Опубликовано в журнале Знамя, номер 1, 2002
Аннушка предпочитает рафинированное
Наль Подольский. Книга Легиона. Роман. “Октябрь”, 2001, № 7.
INFERNO FICTION — так несколько невнятно. Как по большому счету невнятна вся продукция из разряда “демонического чтения”. Вернее, Чтений, которые надо бы окрестить пятничными и организовывать непременно 13 числа в декорациях мейерхольдовского “Балаганчика”: на сцене — блоковское Мистическое Собрание… Вся мировая литература опутана готической паутиной. На библиотечных полках — летучие мыши, на письменном столе — иеронимовский сувенир: череп. Вампиры охотятся за девственницами, последний потомок крестоносного рода расследует историю семейного проклятия (случайные, несовременные карточки инферно-каталога, о новейшем материале после). Тут карикатура. Но вообще-то все так: INFERNO FICTION, или тексты о зле запредельном (ибо все-таки мистика беллетристического разлива интересуется одним только злом и даже во зле заинтересована) — своего рода Школа. Автор или гений или некая Юденич (новомодная глянцевая штучка) — а принцип повествования един, и выбор ходов ограничен, и персонажи, как в телесериале, — кальки, точнее кальки калек. Но, безусловно, есть канон. И канон этот, как ни странно, национален. А что тут странного? Великий и ужасный фольклор, диктующий характеры-ситуации. Там Дракула (несмотря на славянское происхождение — чистый Запад), здесь — Вурдалак, лишенный амбиций викторианского коллеги, заурядный упырь из афанасьевского сборника… Лишенный амбиций? И, действительно, загнул немного.

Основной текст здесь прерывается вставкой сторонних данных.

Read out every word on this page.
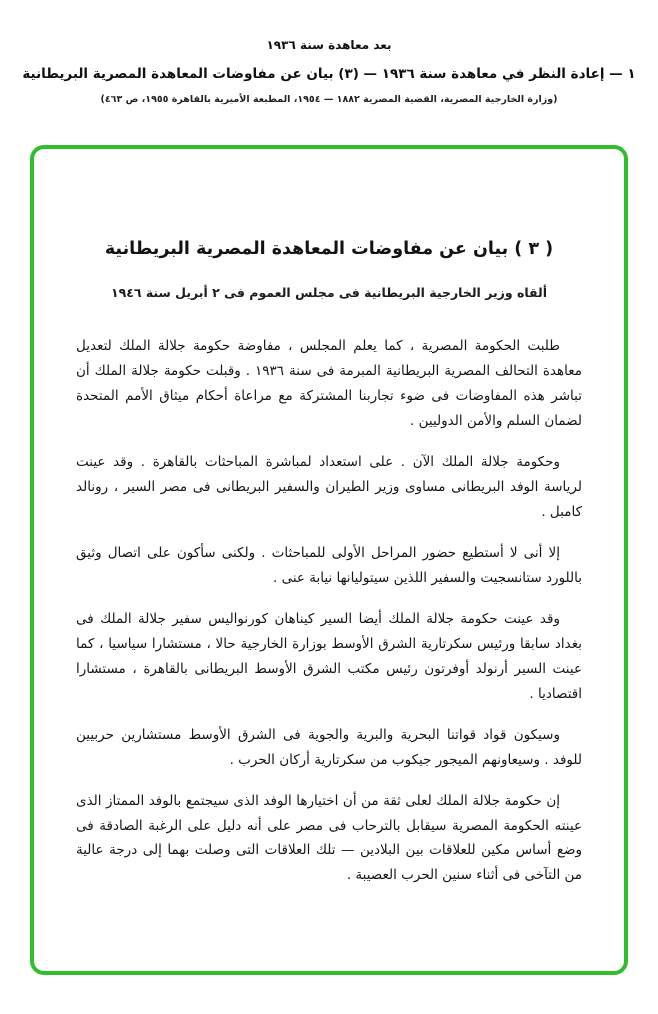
بعد معاهدة سنة ١٩٣٦
١ — إعادة النظر في معاهدة سنة ١٩٣٦ — (٣) بيان عن مفاوضات المعاهدة المصرية البريطانية
(وزارة الخارجية المصرية، القضية المصرية ١٨٨٢ — ١٩٥٤، المطبعة الأميرية بالقاهرة ١٩٥٥، ص ٤٦٣)
( ٣ ) بيان عن مفاوضات المعاهدة المصرية البريطانية
ألقاه وزير الخارجية البريطانية فى مجلس العموم فى ٢ أبريل سنة ١٩٤٦

طلبت الحكومة المصرية ، كما يعلم المجلس ، مفاوضة حكومة جلالة الملك لتعديل معاهدة التحالف المصرية البريطانية المبرمة فى سنة ١٩٣٦ . وقبلت حكومة جلالة الملك أن تباشر هذه المفاوضات فى ضوء تجاربنا المشتركة مع مراعاة أحكام ميثاق الأمم المتحدة لضمان السلم والأمن الدوليين .

وحكومة جلالة الملك الآن . على استعداد لمباشرة المباحثات بالقاهرة . وقد عينت لرياسة الوفد البريطانى مساوى وزير الطيران والسفير البريطانى فى مصر السير ، رونالد كامبل .

إلا أنى لا أستطيع حضور المراحل الأولى للمباحثات . ولكنى سأكون على اتصال وثيق باللورد ستانسجيت والسفير اللذين سيتوليانها نيابة عنى .

وقد عينت حكومة جلالة الملك أيضا السير كيناهان كورنواليس سفير جلالة الملك فى بغداد سابقا ورئيس سكرتارية الشرق الأوسط بوزارة الخارجية حالا ، مستشارا سياسيا ، كما عينت السير أرنولد أوفرتون رئيس مكتب الشرق الأوسط البريطانى بالقاهرة ، مستشارا اقتصاديا .

وسيكون قواد قواتنا البحرية والبرية والجوية فى الشرق الأوسط مستشارين حربيين للوفد . وسيعاونهم الميجور جيكوب من سكرتارية أركان الحرب .

إن حكومة جلالة الملك لعلى ثقة من أن اختيارها الوفد الذى سيجتمع بالوفد الممتاز الذى عينته الحكومة المصرية سيقابل بالترحاب فى مصر على أنه دليل على الرغبة الصادقة فى وضع أساس مكين للعلاقات بين البلادين — تلك العلاقات التى وصلت بهما إلى درجة عالية من التآخى فى أثناء سنين الحرب العصيبة .
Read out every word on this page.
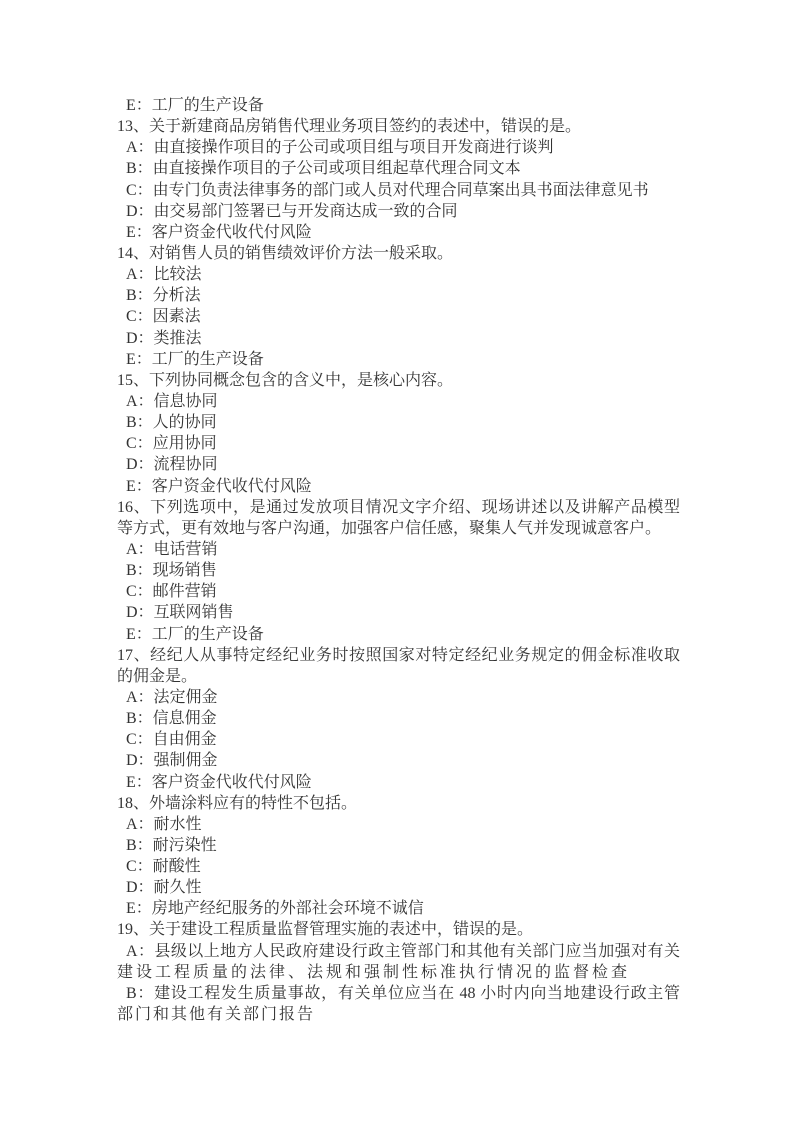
E：工厂的生产设备
13、关于新建商品房销售代理业务项目签约的表述中，错误的是。
A：由直接操作项目的子公司或项目组与项目开发商进行谈判
B：由直接操作项目的子公司或项目组起草代理合同文本
C：由专门负责法律事务的部门或人员对代理合同草案出具书面法律意见书
D：由交易部门签署已与开发商达成一致的合同
E：客户资金代收代付风险
14、对销售人员的销售绩效评价方法一般采取。
A：比较法
B：分析法
C：因素法
D：类推法
E：工厂的生产设备
15、下列协同概念包含的含义中，是核心内容。
A：信息协同
B：人的协同
C：应用协同
D：流程协同
E：客户资金代收代付风险
16、下列选项中，是通过发放项目情况文字介绍、现场讲述以及讲解产品模型
等方式，更有效地与客户沟通，加强客户信任感，聚集人气并发现诚意客户。
A：电话营销
B：现场销售
C：邮件营销
D：互联网销售
E：工厂的生产设备
17、经纪人从事特定经纪业务时按照国家对特定经纪业务规定的佣金标准收取
的佣金是。
A：法定佣金
B：信息佣金
C：自由佣金
D：强制佣金
E：客户资金代收代付风险
18、外墙涂料应有的特性不包括。
A：耐水性
B：耐污染性
C：耐酸性
D：耐久性
E：房地产经纪服务的外部社会环境不诚信
19、关于建设工程质量监督管理实施的表述中，错误的是。
A：县级以上地方人民政府建设行政主管部门和其他有关部门应当加强对有关
建设工程质量的法律、法规和强制性标准执行情况的监督检查
B：建设工程发生质量事故，有关单位应当在 48 小时内向当地建设行政主管
部门和其他有关部门报告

В ХХ веке все изменилось, и положа руку на сердце считаю НАШИМ каноном “Князя Тьмы” Михаила Булгакова (я так оригинальничаю). По другую сторону (уж не знаю чего — океана? …?) под лозунгом “Я научу вас Фрейда любить!” расположился Стивен Кинг и Ко. Я о тиражах, но не только о тиражах.
“Книга Легиона” начинается старомодно: “…от ощущения странности всего сущего, если уж таковое возникает, человек не волен отмахнуться”. Намечу основные сюжетные крепления романа. Впрочем, пускай Наль Подольский сам отдувается, а я буду, как паук готический (“черная вдова”, не иначе), комментарий плести. Кто чего не поймет — милости просим в журнальчик заглянуть.
Речь идет о прокуратуре Адмиралтейского района города Санкт-Петербурга и Маргарите Климовне Софроновой, среди коллег и подследственных известной под прозвищем Марго… “Смутившая ее покой история началась… Некий безработный научный сотрудник свел счеты с жизнью, вскрыв себе вены… Мотивов для самоубийства не было… Постепенно подобных дел накопилось более двух десятков, Марго пыталась их систематизировать… Один и тот же телефонный номер обнаружился у двух разных людей (самоубийц. — Л.Ш.)… Телефон принадлежал некой Ларисе Паулс, незамужней, с высшим образованием. Род занятий — предприниматель, акционер и член совета директоров солидного страхового общества”.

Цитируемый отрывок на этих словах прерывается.